To select the proper kernel object for exploitation, the authors first model the capability of a vulnerability and the property of a datat object.

Modeling Vulnerability and Object

Given a vulnerability, the capability of that vulnerability is defined as an array $A_{r}[m]$, which contains $m$ elements, each specifying a memory region under an attacker’s control. Each element contains a pair $(l, h)$ to indicate the start and end offsets corresponding to the base address of a victim or spray object. In between the offsets, an attacker could overwrite data freely.

The property of a kernel object is defined as an array $A_{p}[n]$, which contains $n$ elements, each specifying a memory region where critical data (e.g., pointers and metadata) are located.


Pairing Vulnerability with Object

Given a vulnerability with an OOB write capability, there are two approaches to performing slab manipulation. One is to overwrite the metadata of a freed object and then allocate a victim object to a memory region under the attacker’s control. The other is to place a victim object adjacent to the vulnerable object and overwrite critical data residing in the victim object. The object selection is based on two criteria: (1) the object must be capable of being allocated in the cache same as the vulnerable object, and (2) a memory region in $A_{p}[n]$ must be within one of the $A_{r}[m]$ region.

The condition for UAF and double free vulnerability is similar to OOB.


6.2 Adjusting Slab Layout

The authors developed a systematic approach to adjust the slab layout and eliminate the side effects introduced by syscalls, which is composed of two parts: adjusting unoccupied slots and reorganizing occupied slots.


7. Implementation, Experiment and Evaluation


The static analysis part of SLAKE is based on LLVM IR. The first LLVM pass is built for identifying the objects and the sites of the interest. The second LLVM pass is the extension of an existing tool KINT, which is used to construct kernel call graph.
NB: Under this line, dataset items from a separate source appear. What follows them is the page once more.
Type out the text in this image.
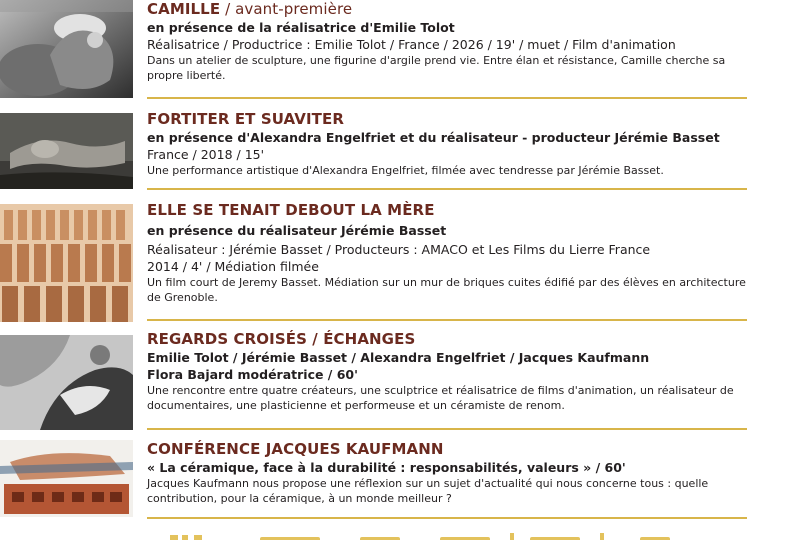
CAMILLE / avant-première
en présence de la réalisatrice d'Emilie Tolot
Réalisatrice / Productrice : Emilie Tolot / France / 2026 / 19' / muet / Film d'animation
Dans un atelier de sculpture, une figurine d'argile prend vie. Entre élan et résistance, Camille cherche sa propre liberté.
FORTITER ET SUAVITER
en présence d'Alexandra Engelfriet et du réalisateur - producteur Jérémie Basset
France / 2018 / 15'
Une performance artistique d'Alexandra Engelfriet, filmée avec tendresse par Jérémie Basset.
ELLE SE TENAIT DEBOUT LA MÈRE
en présence du réalisateur Jérémie Basset
Réalisateur : Jérémie Basset / Producteurs : AMACO et Les Films du Lierre France
2014 / 4' / Médiation filmée
Un film court de Jeremy Basset. Médiation sur un mur de briques cuites édifié par des élèves en architecture de Grenoble.
REGARDS CROISÉS / ÉCHANGES
Emilie Tolot / Jérémie Basset / Alexandra Engelfriet / Jacques Kaufmann
Flora Bajard modératrice / 60'
Une rencontre entre quatre créateurs, une sculptrice et réalisatrice de films d'animation, un réalisateur de documentaires, une plasticienne et performeuse et un céramiste de renom.
CONFÉRENCE JACQUES KAUFMANN
« La céramique, face à la durabilité : responsabilités, valeurs » / 60'
Jacques Kaufmann nous propose une réflexion sur un sujet d'actualité qui nous concerne tous : quelle contribution, pour la céramique, à un monde meilleur ?
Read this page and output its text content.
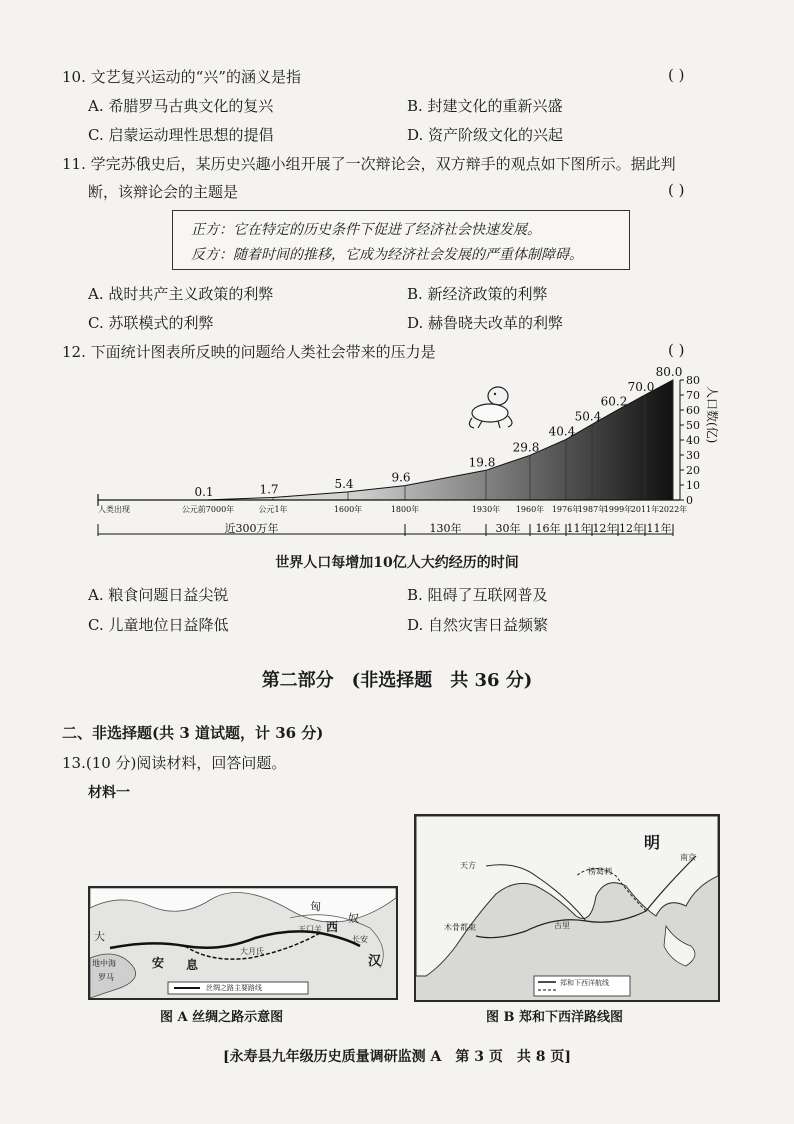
10. 文艺复兴运动的“兴”的涵义是指	( )
A. 希腊罗马古典文化的复兴	B. 封建文化的重新兴盛
C. 启蒙运动理性思想的提倡	D. 资产阶级文化的兴起
11. 学完苏俄史后，某历史兴趣小组开展了一次辩论会，双方辩手的观点如下图所示。据此判
断，该辩论会的主题是	( )
正方：它在特定的历史条件下促进了经济社会快速发展。
反方：随着时间的推移，它成为经济社会发展的严重体制障碍。
A. 战时共产主义政策的利弊	B. 新经济政策的利弊
C. 苏联模式的利弊	D. 赫鲁晓夫改革的利弊
12. 下面统计图表所反映的问题给人类社会带来的压力是	( )
0.1	1.7	5.4	9.6
19.8
29.8
40.4
50.4
60.2
70.0
80.0
0
10
20
30
40
50
60
70
80
人口数(亿)
人类出现	公元前7000年	公元1年	1600年	1800年	1930年 1960年 1976年
1987年
1999年
2011年 2022年
近300万年	130年	30年 16年 11年 12年 12年 11年
世界人口每增加10亿人大约经历的时间
A. 粮食问题日益尖锐	B. 阻碍了互联网普及
C. 儿童地位日益降低	D. 自然灾害日益频繁
第二部分　(非选择题　共 36 分)
二、非选择题(共 3 道试题，计 36 分)
13.(10 分)阅读材料，回答问题。
材料一
大
安 息
匈
奴
西
汉
大月氏
玉门关
地中海
罗马
长安
丝绸之路主要路线
图 A 丝绸之路示意图
明
南京
古里
天方
木骨都束
榜葛剌
郑和下西洋航线
图 B 郑和下西洋路线图
[永寿县九年级历史质量调研监测 A　第 3 页　共 8 页]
For the dynamic analysis part, the authors wrote a GCC plugin to implant panic anchors into Linux kernel. And they extended the Linux kernel fuzzing tool Syzkaller with the integration of Moonshine to perform fuzz testing against the instrumented Linux kernel.
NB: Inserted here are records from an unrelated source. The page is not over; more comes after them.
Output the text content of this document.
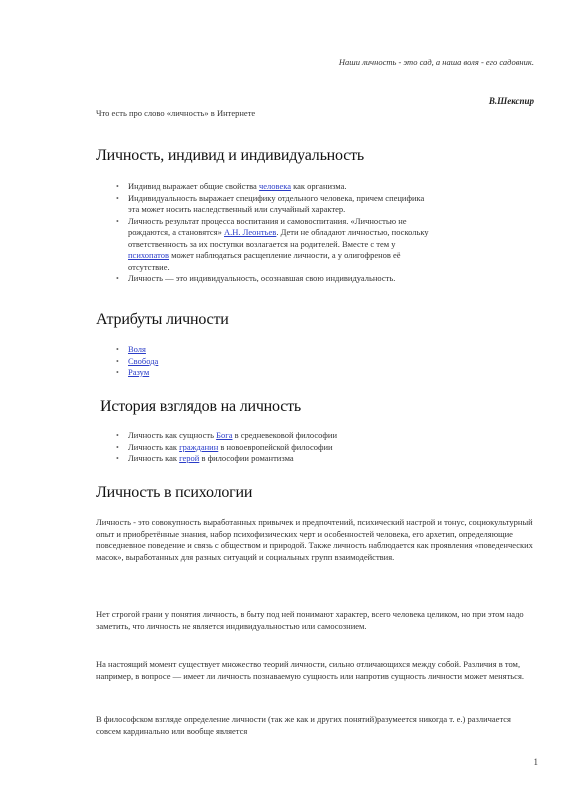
Наши личность - это сад, а наша воля - его садовник.
В.Шекспир
Что есть про слово «личность» в Интернете
Личность, индивид и индивидуальность
• Индивид выражает общие свойства человека как организма.
• Индивидуальность выражает специфику отдельного человека, причем специфика
эта может носить наследственный или случайный характер.
• Личность результат процесса воспитания и самовоспитания. «Личностью не
рождаются, а становятся» А.Н. Леонтьев. Дети не обладают личностью, поскольку
ответственность за их поступки возлагается на родителей. Вместе с тем у
психопатов может наблюдаться расщепление личности, а у олигофренов её
отсутствие.
• Личность — это индивидуальность, осознавшая свою индивидуальность.
Атрибуты личности
• Воля
• Свобода
• Разум
История взглядов на личность
• Личность как сущность Бога в средневековой философии
• Личность как гражданин в новоевропейской философии
• Личность как герой в философии романтизма
Личность в психологии

Личность - это совокупность выработанных привычек и предпочтений, психический настрой и тонус, социокультурный опыт и приобретённые знания, набор психофизических черт и особенностей человека, его архетип, определяющие повседневное поведение и связь с обществом и природой. Также личность наблюдается как проявления «поведенческих масок», выработанных для разных ситуаций и социальных групп взаимодействия.

Нет строгой грани у понятия личность, в быту под ней понимают характер, всего человека целиком, но при этом надо заметить, что личность не является индивидуальностью или самосознием.

На настоящий момент существует множество теорий личности, сильно отличающихся между собой. Различия в том, например, в вопросе — имеет ли личность познаваемую сущность или напротив сущность личности может меняться.

В философском взгляде определение личности (так же как и других понятий)разумеется никогда т. е.) различается совсем кардинально или вообще является

1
The authors also developed a GDB python script, which runs a Linux kernel on QEMU and sets breakpoints on the dereference anchors, so as to truly pinpoint a function pointer dereference and ensure the dereference of that pointer is through a victim object.

Experiment and Evaluation

The objects of interest SLAKE identified are shown as below:


The exploitation status of 27 kernel vulnerabilities is shown as below:


The numbers within parentheses indicate the total amount of exploits publicly available and those out of parentheses represent the amount of exploits generated through SLAKE.

8. Summary

As the authors say, SLAKE and its ideas can be applied against other operating systems, allocators, exploitation methods and vulnerability capabilities.

For me, I will try to apply the results of this paper in real-world kernel vulnerability exploitations. It is great to know that there are lots of useful kernel objects and learn how to use them from the GitHub Repo.